On 9 August 2023, Spagnolo signed a three-year contract with German club Alba Berlin.

===Baskonia (2025–present)===
On July 28, 2025, Spagnolo signed a three season contract with Baskonia of the Liga ACB.

=== NBA draft rights ===
Spagnolo was drafted with the 50th overall pick in the 2022 NBA draft by the Minnesota Timberwolves. In 2023, he appeared in the NBA Summer League with the Timberwolves, averaging 12.5 points and 3 assists per game. On July 10, 2026, his draft rights were traded to the Charlotte Hornets.

==Career statistics==

===EuroLeague===

| Year | Team | GP | GS | MPG | FG% | 3P% | FT% | RPG | APG | SPG | BPG | PPG | PIR |
|---|---|---|---|---|---|---|---|---|---|---|---|---|---|
| 2023–24 | Alba Berlin | 25 | 17 | 20.5 | .390 | .222 | .878 | 2.2 | 3.4 | .3 | — | 7.3 | 6.1 |
| Career |  | 25 | 17 | 20.5 | .390 | .222 | .878 | 2.2 | 3.4 | .3 | — | 7.3 | 6.1 |

===EuroCup===

| Year | Team | GP | GS | MPG | FG% | 3P% | FT% | RPG | APG | SPG | BPG | PPG | PIR |
|---|---|---|---|---|---|---|---|---|---|---|---|---|---|
| 2022–23 | Aquila Trento | 13 | 7 | 26.4 | .410 | .278 | .829 | 3.6 | 4.3 | .9 | .1 | 11.8 | 12.3 |
| Career |  | 13 | 7 | 26.4 | .410 | .278 | .829 | 3.6 | 4.3 | .9 | .1 | 11.8 | 12.3 |

===Domestic leagues===

| Year | Team | League | GP | MPG | FG% | 3P% | FT% | RPG | APG | SPG | BPG | PPG |
|---|---|---|---|---|---|---|---|---|---|---|---|---|
| 2019–20 | Real Madrid | ACB | 1 | 0.6 | — | — | — | — | — | — | — | 0.0 |
| 2021–22 | Vanoli Cremona | LBA | 25 | 27.0 | .440 | .441 | .861 | 2.9 | 3.5 | 2.6 | .8 | 12.2 |
| 2022–23 | Aquila Trento | LBA | 28 | 24.1 | .433 | .295 | .776 | 3.8 | 3.0 | .9 | .1 | 12.5 |
| 2023–24 | Alba Berlin | BBL | 16 | 20.6 | .439 | .333 | .762 | 2.6 | 3.7 | .7 | — | 8.7 |

==National team career==
Spagnolo averaged 16.3 points, 6.7 rebounds, three steals and 2.6 assists per game for Italy at the 2019 FIBA U16 European Championship in Udine.
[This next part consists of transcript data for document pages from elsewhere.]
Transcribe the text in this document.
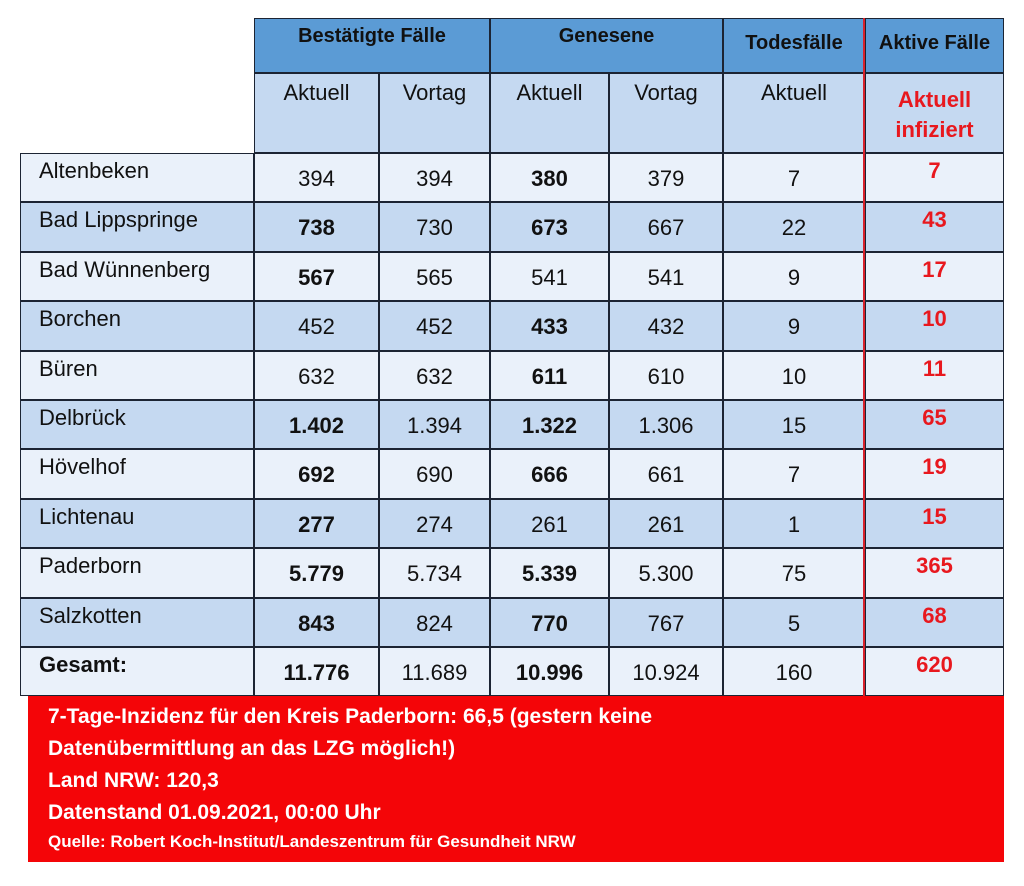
Bestätigte Fälle	Genesene	Todesfälle	Aktive Fälle
Aktuell	Vortag	Aktuell	Vortag	Aktuell	Aktuell
infiziert
Altenbeken	394	394	380	379	7	7
Bad Lippspringe	738	730	673	667	22	43
Bad Wünnenberg	567	565	541	541	9	17
Borchen	452	452	433	432	9	10
Büren	632	632	611	610	10	11
Delbrück	1.402	1.394	1.322	1.306	15	65
Hövelhof	692	690	666	661	7	19
Lichtenau	277	274	261	261	1	15
Paderborn	5.779	5.734	5.339	5.300	75	365
Salzkotten	843	824	770	767	5	68
Gesamt:	11.776	11.689	10.996	10.924	160	620
7-Tage-Inzidenz für den Kreis Paderborn: 66,5 (gestern keine
Datenübermittlung an das LZG möglich!)
Land NRW: 120,3
Datenstand 01.09.2021, 00:00 Uhr
Quelle: Robert Koch-Institut/Landeszentrum für Gesundheit NRW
He was named to the All-Star Five after helping his team earn the bronze medal. On 20 February 2020, at age 17, Spagnolo made his senior debut for Italy, scoring three points in a win over Russia at the EuroBasket qualification stage. He became the third-youngest player to play for Italy's senior team.